Since the aphid populations at the maximum density was mainly predominated by R. maidis (more than 80%) in 1994 and 1995, the QTL on chromosome 2 and chromosome 5 may be contributed to the density of R. maidis. Nieto-Lopez and Blake (1994) identified the resistance genes for Russian wheat aphid (RWA) on chromosome 2 and 5. The symptom caused by the aphid species was severe and mainly scored by the degree of chlorosis on barley leaves, and different from the phenotype in the present study which was scored by the number of aphid per stem. As it may be difficult to do allelism test between the factors found in this study and the results found by Nieto-Lopez and Blake (1994), inoculation of RWA on Steptoe/Morex DH population may be effective to reveal the resistance spectrum of QTL on chromosome 2 found in this study.

References:

Kleinhofs, A., A. Kilian, M. A. Saghai Maroof, R. M. Biyashev, P. Hayes, F.Q. Chen, N. Lapitan, A. Fenwick, T. K. Blake, V. Kanazin, E. Ananiev, L. Dahleen, D. Kudrna, J. Bollinger, S. J. Knapp, B. Liu, M. Sorrells, M. Heun, J. D. Franckowiak, D. Hoffman, R. Skadsen and B. J. Steffenson (1993) A molecular, isozyme and morphological map of the barley (Hordeum vulgare) genome. Theor. Appl. Genet. 86: 705-712.

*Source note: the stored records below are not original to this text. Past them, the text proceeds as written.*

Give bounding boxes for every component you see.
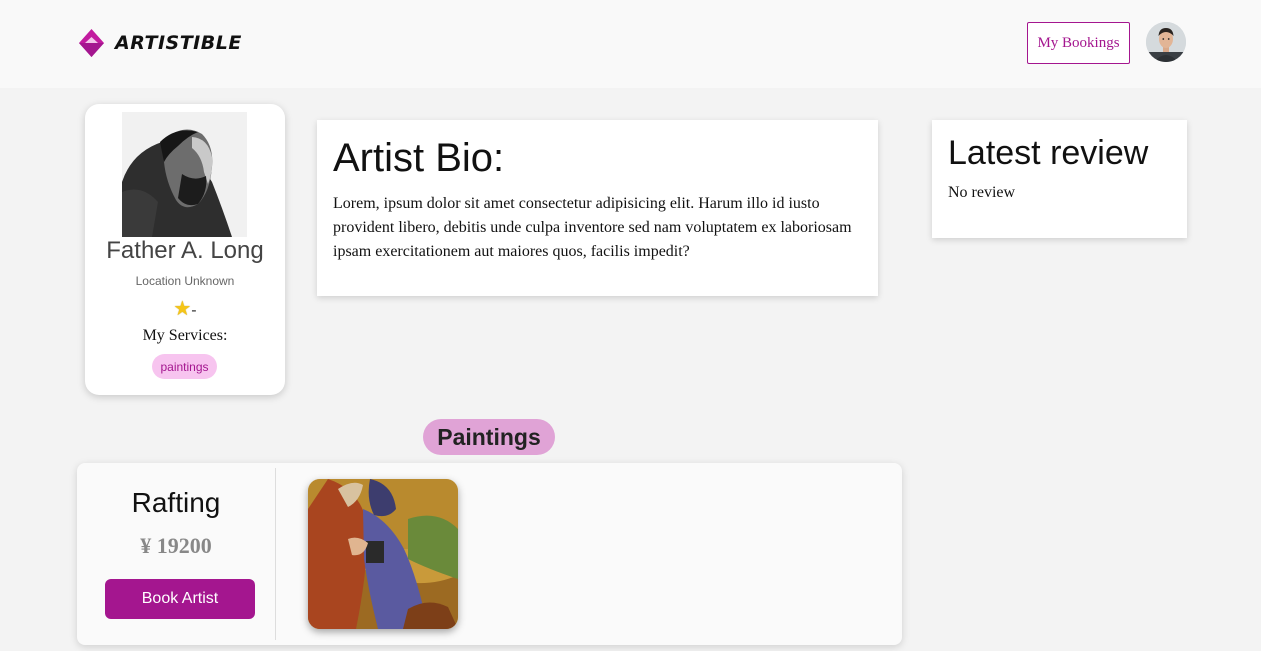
top-header: ARTISTIBLE My Bookings — [0, 0, 1261, 88]
artist-location: Location Unknown — [135, 274, 235, 288]
artist-rating: ★- — [85, 296, 285, 321]
service-listing: Rafting ¥ 19200 Book Artist — [77, 463, 902, 645]
service-tag[interactable]: paintings — [152, 354, 217, 379]
rating-value: - — [191, 302, 197, 319]
review-text: No review — [948, 184, 1016, 201]
artwork-thumbnail[interactable] — [308, 479, 458, 629]
book-artist-button[interactable]: Book Artist — [105, 579, 255, 619]
logo-diamond-icon — [78, 28, 105, 58]
category-heading: Paintings — [423, 419, 555, 455]
my-bookings-button[interactable]: My Bookings — [1027, 22, 1130, 64]
services-title: My Services: — [142, 327, 228, 344]
artist-bio-card: Artist Bio: Lorem, ipsum dolor sit amet … — [317, 120, 878, 296]
bio-title: Artist Bio: — [333, 136, 505, 180]
artist-photo — [122, 112, 247, 237]
divider — [275, 468, 276, 640]
latest-review-card: Latest review No review — [932, 120, 1187, 238]
bio-text: Lorem, ipsum dolor sit amet consectetur … — [333, 195, 852, 260]
service-name: Rafting — [131, 487, 221, 518]
star-icon: ★ — [173, 298, 192, 320]
service-price: ¥ 19200 — [140, 533, 212, 558]
logo[interactable]: ARTISTIBLE — [78, 28, 242, 58]
review-title: Latest review — [948, 134, 1149, 172]
user-avatar[interactable] — [1146, 22, 1186, 62]
logo-text: ARTISTIBLE — [115, 32, 242, 54]
artist-name: Father A. Long — [106, 237, 264, 264]
artist-profile-card: Father A. Long Location Unknown ★- My Se… — [85, 104, 285, 395]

Mather, D. E. (1995) Base maps of NABGMP crosses. [on line] Available: World wide web: http://gnome.agrenv.mcgill.ca/info/basemaps.htm

Moharramipour, S., H. Tsumuki, K. Sato and H. Yoshida (1997) Mapping resistance to cereal aphids in barley. Theor. Appl. Genet. (in press)

Nieto-Lopez, R. M. and T. K. Blake (1994) Russian wheat aphid resistance in barley: inheritance and linked molecular markers. Crop Sci. 34: 655-659.

Tinker, N. A. and D. E. Mather (1995) Methods for QTL analysis with progeny replicated in multiple environments. JQTL 1: (1).